“My dear fellow, no!” expostulated Chelsea; “a man came in behind me, but I thought he was your friend. It must have been a thief. Did he steal anything?” President Martin in the excitement hadn’t thought of that. He was assured that everything was intact.

“How fortunate, my dear fellow,” said Chelsea; “that you’ve lost nothing. Those rascally blacklegs are so bold! Oh, we have them in London, even worse than you have them here, don’t you know.”

With this comforting blather for President Martin, and “Many thanks, my dear fellow, for your kindness,” Chelsea George bowed himself out of the banking office and was soon in Fulton Street, cursing English George, and his stupidity, in all the varied forms of blasphemy he could command.

In the meantime, English George might be a bungler and deserve all the cursing that Chelsea could deliver, but as to his fleetness, there could not be a question. When he disappeared from the window, it was to land ten feet below on the sidewalk in Fulton Street, making good his escape by way of the old horse-car tunnel through the block to Vesey Street at College Place.

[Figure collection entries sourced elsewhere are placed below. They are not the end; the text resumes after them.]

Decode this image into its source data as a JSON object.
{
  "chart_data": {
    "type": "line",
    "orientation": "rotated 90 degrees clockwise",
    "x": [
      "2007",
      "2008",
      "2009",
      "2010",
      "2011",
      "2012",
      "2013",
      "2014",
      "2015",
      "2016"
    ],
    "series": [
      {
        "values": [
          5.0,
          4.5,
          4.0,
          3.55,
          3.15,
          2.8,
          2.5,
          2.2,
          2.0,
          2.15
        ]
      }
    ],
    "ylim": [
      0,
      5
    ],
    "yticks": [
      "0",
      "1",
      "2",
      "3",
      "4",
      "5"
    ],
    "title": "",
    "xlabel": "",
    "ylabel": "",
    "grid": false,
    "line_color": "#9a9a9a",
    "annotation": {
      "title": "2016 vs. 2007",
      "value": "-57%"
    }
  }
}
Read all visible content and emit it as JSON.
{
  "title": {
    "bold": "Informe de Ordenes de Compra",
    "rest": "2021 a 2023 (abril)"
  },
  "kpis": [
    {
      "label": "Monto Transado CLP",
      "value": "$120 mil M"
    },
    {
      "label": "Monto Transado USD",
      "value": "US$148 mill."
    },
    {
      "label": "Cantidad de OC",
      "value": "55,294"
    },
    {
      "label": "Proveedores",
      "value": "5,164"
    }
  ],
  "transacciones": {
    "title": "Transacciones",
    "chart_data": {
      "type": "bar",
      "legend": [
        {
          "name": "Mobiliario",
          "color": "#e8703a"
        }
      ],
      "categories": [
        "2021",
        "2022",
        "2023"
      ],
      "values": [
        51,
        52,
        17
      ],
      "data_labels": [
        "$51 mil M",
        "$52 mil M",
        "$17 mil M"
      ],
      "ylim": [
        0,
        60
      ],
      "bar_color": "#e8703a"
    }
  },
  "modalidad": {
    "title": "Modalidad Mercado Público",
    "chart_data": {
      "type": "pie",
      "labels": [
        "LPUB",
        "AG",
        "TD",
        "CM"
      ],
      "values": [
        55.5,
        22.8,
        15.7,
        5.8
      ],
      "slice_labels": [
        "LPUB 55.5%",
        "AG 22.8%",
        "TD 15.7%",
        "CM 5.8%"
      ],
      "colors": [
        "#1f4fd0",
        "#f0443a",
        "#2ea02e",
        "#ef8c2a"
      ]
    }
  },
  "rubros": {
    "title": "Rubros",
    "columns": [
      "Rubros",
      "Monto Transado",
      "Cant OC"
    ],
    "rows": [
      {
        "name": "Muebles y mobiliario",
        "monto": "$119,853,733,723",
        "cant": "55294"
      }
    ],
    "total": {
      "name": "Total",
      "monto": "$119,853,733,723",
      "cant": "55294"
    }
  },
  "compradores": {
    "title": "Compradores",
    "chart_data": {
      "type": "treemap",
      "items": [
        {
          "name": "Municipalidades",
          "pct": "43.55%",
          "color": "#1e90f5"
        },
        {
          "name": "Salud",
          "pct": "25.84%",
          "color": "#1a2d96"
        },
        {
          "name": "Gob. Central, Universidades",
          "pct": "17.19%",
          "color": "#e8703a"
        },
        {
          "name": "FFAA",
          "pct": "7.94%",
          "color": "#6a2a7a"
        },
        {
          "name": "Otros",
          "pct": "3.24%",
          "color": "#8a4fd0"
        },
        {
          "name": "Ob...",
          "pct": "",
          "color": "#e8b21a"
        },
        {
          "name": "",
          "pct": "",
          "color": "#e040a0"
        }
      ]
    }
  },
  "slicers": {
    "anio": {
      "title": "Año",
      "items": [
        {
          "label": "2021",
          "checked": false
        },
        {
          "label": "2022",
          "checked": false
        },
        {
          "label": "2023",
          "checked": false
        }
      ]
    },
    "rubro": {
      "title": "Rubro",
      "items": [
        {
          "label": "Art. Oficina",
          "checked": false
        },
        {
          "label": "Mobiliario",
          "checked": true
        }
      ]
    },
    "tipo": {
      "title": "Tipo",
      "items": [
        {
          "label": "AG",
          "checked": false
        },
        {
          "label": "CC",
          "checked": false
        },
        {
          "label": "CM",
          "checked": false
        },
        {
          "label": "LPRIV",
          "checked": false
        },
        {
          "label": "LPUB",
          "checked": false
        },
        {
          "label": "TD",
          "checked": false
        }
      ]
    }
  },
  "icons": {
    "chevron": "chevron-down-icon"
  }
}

It was not until after Chelsea had left the bank, and the police reported, half an hour later, that the thief had escaped, that the guilty bank clerk began to feel safe. When the crash of the bookkeeper’s stool came, Taylor thought there would be certain exposure for him. That night he saw the two Georges and said something far from complimentary to English.

I have related the details of this attempt to “lift” the box of securities, to demonstrate in what state of mind I found John Taylor, for it was in listening to Chelsea George berating English that I, like a flash, conceived the plot to loot the Ocean Bank. Naturally my trained mind told me that a bank clerk who was so anxious and willing to participate in the stealing of one hundred thousand dollars would be quite likely to fall a victim to a bribe which would make possible a game worth striving for.

“You can get next to him in a bond-selling deal,” advised Chelsea; “but I don’t know whether he’d turn to a bank job again after the bungle of English.”

“It won’t do me any harm to know him,” said I. “I’m sure that a man who’ll stand for a deal such as you’ve described won’t stop at anything. So, if you’ll put me up to him, I’ll make a try.”

“No try, no game, George, true enough!”

“Yes,” added I; “and when you meet this Taylor, tell him you know of a man who’s got a few thousands of paper fit for the market. I’ll bait him with ’crooked bonds’ as a stepping-stone to a bigger thing.”